BUELLTON, Ca. – Syrah – the blessed and equally cursed grape of California is getting specialized treatment in Ballard Canyon, Santa Barbara County. Ballard producers used the Wine Bloggers Conference to share their take on the wine and how they’re trying to do something special to elevate Syrah.
I’m live blogging this event! Syrah has been a problematic category for quite a while. The notion of Syah has been hard to define because of bad marketing. The winemakers had more than a bit of fun with the problems of selling Syrah wines. They discussed the terroir of Ballard Canyon and suggested a regional identity requires a quorum – you need a chorus – like the eight winemakers on Saturday’s panel.
To the wines and winemakers:
Mike Larner of Larner Wines credited the people at the table for getting the group together. “Santa Barbara has an interesting geological history,” Larner said. He talked about the movement of soil through the centuries from San Diego to Santa Barbara. “What is unique we all have some sort of sand on top and beneath it we all have some sort of limestone. In the end the sand on top creates a unique growing environment to stress the vines. That sand renders fruit with intensity and clarity in the wine.”

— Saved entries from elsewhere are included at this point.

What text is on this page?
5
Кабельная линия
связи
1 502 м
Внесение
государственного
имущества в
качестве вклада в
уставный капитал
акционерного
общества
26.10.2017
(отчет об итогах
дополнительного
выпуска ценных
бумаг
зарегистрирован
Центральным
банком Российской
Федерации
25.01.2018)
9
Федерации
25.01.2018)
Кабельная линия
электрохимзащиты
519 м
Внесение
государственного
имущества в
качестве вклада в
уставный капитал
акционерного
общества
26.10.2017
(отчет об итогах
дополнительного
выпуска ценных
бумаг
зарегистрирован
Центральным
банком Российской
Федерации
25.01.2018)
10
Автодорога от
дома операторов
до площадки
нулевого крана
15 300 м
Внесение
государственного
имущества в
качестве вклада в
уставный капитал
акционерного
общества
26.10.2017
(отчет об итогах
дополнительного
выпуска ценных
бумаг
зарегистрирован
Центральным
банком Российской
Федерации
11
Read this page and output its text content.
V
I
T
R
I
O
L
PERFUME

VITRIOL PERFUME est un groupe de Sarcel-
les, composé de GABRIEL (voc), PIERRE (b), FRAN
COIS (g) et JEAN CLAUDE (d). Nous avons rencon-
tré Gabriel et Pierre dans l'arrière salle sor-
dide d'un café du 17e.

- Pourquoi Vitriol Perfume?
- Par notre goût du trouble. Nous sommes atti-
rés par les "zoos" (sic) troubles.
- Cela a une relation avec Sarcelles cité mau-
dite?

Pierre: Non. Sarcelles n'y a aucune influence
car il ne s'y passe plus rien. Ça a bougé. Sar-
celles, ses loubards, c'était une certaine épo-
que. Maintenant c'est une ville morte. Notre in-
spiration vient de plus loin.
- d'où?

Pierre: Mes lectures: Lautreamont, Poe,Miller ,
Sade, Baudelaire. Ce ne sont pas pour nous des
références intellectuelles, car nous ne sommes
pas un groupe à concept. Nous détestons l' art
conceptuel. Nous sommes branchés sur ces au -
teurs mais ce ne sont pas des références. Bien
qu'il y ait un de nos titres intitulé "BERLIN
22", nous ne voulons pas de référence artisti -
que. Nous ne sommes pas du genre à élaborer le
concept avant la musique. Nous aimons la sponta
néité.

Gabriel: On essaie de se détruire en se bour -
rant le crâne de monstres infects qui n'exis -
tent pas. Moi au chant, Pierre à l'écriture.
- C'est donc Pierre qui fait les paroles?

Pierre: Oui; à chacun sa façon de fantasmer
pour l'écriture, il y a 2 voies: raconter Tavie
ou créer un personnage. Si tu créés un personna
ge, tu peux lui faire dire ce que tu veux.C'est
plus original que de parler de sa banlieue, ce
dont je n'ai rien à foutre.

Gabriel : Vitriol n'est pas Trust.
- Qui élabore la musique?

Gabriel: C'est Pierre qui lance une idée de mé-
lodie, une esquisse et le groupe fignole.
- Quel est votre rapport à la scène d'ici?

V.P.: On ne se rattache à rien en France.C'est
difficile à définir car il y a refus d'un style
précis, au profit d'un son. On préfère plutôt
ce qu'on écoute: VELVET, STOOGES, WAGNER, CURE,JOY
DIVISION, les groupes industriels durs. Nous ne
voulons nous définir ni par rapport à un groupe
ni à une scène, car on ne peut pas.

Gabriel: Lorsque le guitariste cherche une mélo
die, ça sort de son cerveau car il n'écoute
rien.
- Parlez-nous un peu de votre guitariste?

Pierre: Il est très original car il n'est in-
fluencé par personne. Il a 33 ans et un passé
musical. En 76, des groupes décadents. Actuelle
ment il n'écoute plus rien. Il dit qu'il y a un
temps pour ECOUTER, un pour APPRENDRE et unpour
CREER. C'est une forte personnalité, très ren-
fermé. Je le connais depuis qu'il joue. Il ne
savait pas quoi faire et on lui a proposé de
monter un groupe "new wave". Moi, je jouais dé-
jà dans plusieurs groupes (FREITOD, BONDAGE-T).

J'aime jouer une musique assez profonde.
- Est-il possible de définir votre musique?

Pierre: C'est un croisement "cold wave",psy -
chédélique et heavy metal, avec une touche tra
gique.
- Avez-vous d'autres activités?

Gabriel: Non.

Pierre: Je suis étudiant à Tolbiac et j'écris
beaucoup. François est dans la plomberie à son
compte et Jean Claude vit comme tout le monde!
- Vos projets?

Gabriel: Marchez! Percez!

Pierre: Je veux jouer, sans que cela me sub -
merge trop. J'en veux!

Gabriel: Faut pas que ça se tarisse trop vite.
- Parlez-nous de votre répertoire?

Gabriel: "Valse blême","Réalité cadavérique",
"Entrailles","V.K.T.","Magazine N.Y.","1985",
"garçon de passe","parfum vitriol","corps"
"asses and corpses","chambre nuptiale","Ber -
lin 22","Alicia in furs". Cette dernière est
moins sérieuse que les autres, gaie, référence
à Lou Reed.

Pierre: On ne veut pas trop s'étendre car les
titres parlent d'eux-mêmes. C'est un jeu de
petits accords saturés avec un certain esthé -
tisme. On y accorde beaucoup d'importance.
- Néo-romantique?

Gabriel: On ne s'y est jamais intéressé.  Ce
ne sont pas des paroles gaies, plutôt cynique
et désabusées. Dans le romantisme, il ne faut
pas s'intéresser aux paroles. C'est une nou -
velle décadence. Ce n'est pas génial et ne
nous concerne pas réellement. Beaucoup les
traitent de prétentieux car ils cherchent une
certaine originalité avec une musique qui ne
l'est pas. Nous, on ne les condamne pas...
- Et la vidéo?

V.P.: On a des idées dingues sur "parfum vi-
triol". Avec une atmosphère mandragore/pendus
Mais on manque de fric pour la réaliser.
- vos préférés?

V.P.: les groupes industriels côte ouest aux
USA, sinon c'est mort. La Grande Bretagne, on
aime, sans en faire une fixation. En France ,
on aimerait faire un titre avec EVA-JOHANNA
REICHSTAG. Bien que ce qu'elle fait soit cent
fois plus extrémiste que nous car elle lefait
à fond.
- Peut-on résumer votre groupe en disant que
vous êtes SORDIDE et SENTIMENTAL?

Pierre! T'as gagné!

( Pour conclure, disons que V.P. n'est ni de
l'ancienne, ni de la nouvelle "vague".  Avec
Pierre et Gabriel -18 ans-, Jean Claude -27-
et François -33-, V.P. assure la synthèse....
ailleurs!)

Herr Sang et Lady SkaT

Kimsey 2012 Syrah – Vineyard manager Ruben Solozano talked about his new Syrah which won’t be released until this fall. The very small production is 95 percent Syrah with a splash of Viognier.The wine was very austere. It certainly was tight from a “very young vineyard.” The flavor had good intensity but clearly needs time in the bottle.
Beckman La Purisima Mountain Syrah 2012 – Steve Beckman talked about making Syrah for 20 years sourcing grapes from the entire region. “We were quickly and easily convinced that Ballard Canyon was uniquely special for Syrah. This is a warm area that acts like a coor region. I think this wine is a good representation of a cool climate/warm climate Syrah wrapped up in one glass. You get good fruit but also the old world elegance with a silkiness mouthfeel.”
This 100 percent Syrah was delightful from one of the region’s best-known producers. It had a wonderful nose of dark fruit and a reasonable peppery finish.
Stolpman Originals 2012 Syrah – Pete Stolpman introduced the Ballard Canyon bottle with “Ballard Canyon molded around the top of the bottle. Stopman said this lighter and fruitier Syrah came from the vineyard’s original vines. It really was a unique Syrah for the brighter and fresher fruit style.
Rusack 2012 Syrah Reserve – Steve Rusack talked about his family small vineyard. “This wine sees more new oak than our other wines. I think it showcases what we can do at Rusack with many different blocks of vineyard, We want to show what we can do with different vintages and this is a good representation of that.
Rusack sets in the center of Ballard Canyon and gets the wine right. I loved the balanced and sily mouth feel of this Syrah about all the others. I thought Beckman would be my favorite wine before we started but the Rusack is in the hunt. Delightful mouthfeel and drinkable wine.Rusack has the only tasting room in the canyon. Some have tasting rooms in other locations.
Harrison Clarke Cuvee Charlotte 2010 Syrah – Hillarie Clarke, owner, talked about the small production winery. “Our wine making is very minimalistic,” she said. “We use very little sulfur, adding it just a couple of weeks before we bottle. I think what makes this wine special is the limestone gives it that minerality.”
The wine had really nice pronounced fruit on the front of the palate but too much acid on the finish.
Larner 2010 Estate Syrah – Mike Larner said “we try to be true to our soil, climate and my father’s devotion to Cornas. What was unique about Larner and I started to see it when we got together with other winemakers is our soil characteristic.”
This wine had a wonderful blance showing the deft hand of a talented winemaker. Big fruit, a nice finish and a delightful food Saarloos of Saarloos and Sons. “Syrah sucks but in the hands of these different artists it becomes something beautiful.”
“You can now visit Burgundy in Santa Rita Hills, Bordeaux in Happy Canyon, and Northern Rhone in Ballard Canyon.”
Unfortunately, we didn’t get to taste his wine.
Beckman and Rusack were the winners for me today!